The main change residents may notice would be the colour of the light.

Unless residents had existing LED lights in their street the colour of the light would change from yellow/orange to warm white.

Where the light falls, as LED lights were more directional, light patterns may change.

Compared to standard lights residents may notice minor changes to light levels and a full lighting survey would be held at the end of the project to identify over or under lit areas.

Adjustments would be made to optimise light levels.

Decorative street light fittings in some subdivisions and neighbourhood areas would be replaced with LED light fittings and the look of some street lights may change.

Glen Crowther of the Sustainable Business Network was pleased the council was taking advantage of the government's programme to replace old street lamps with LED lights.

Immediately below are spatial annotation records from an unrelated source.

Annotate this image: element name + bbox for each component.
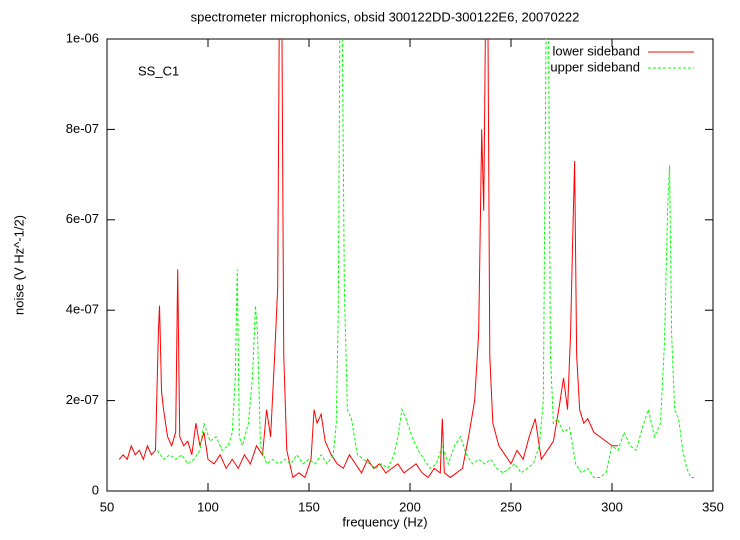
y-tick-label: 0 — [92, 482, 99, 497]
y-axis-label: noise (V Hz^-1/2) — [11, 215, 26, 315]
series-line — [118, 39, 619, 479]
x-tick-label: 350 — [702, 499, 724, 514]
y-tick-label: 2e-07 — [66, 392, 99, 407]
legend-label: upper sideband — [550, 59, 640, 74]
series-line — [157, 39, 695, 478]
annotation: SS_C1 — [138, 63, 179, 78]
plot-lines — [118, 39, 695, 479]
x-tick-label: 300 — [601, 499, 623, 514]
y-tick-label: 8e-07 — [66, 121, 99, 136]
y-tick-label: 6e-07 — [66, 211, 99, 226]
x-tick-label: 200 — [399, 499, 421, 514]
x-tick-label: 250 — [500, 499, 522, 514]
x-tick-label: 50 — [100, 499, 114, 514]
x-tick-label: 150 — [298, 499, 320, 514]
x-axis-label: frequency (Hz) — [342, 514, 427, 529]
plot-border — [106, 38, 714, 492]
chart-title: spectrometer microphonics, obsid 300122D… — [191, 9, 580, 24]
x-tick-label: 100 — [197, 499, 219, 514]
y-tick-label: 1e-06 — [66, 30, 99, 45]
legend-label: lower sideband — [553, 43, 640, 58]
y-tick-label: 4e-07 — [66, 302, 99, 317]
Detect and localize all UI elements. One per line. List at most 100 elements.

"We see this work as part of the shift to a low carbon economy, which will eliminate the need for coal-fired electricity at peak times.

"Most importantly while some of us may miss the red-orange light from the old lamps the council is replacing them with warm LEDs that improve safety and reduce light pollution without the negative effects of blue LEDs.

"We commend the council on researching the options and choosing the best type of lighting for our local communities," he said.

The project is co-funded by the council and NZ Transport Agency.

NZTA are paying for 85 per cent of the project.

The project has an 11-year return on investment taking energy and maintenance into account.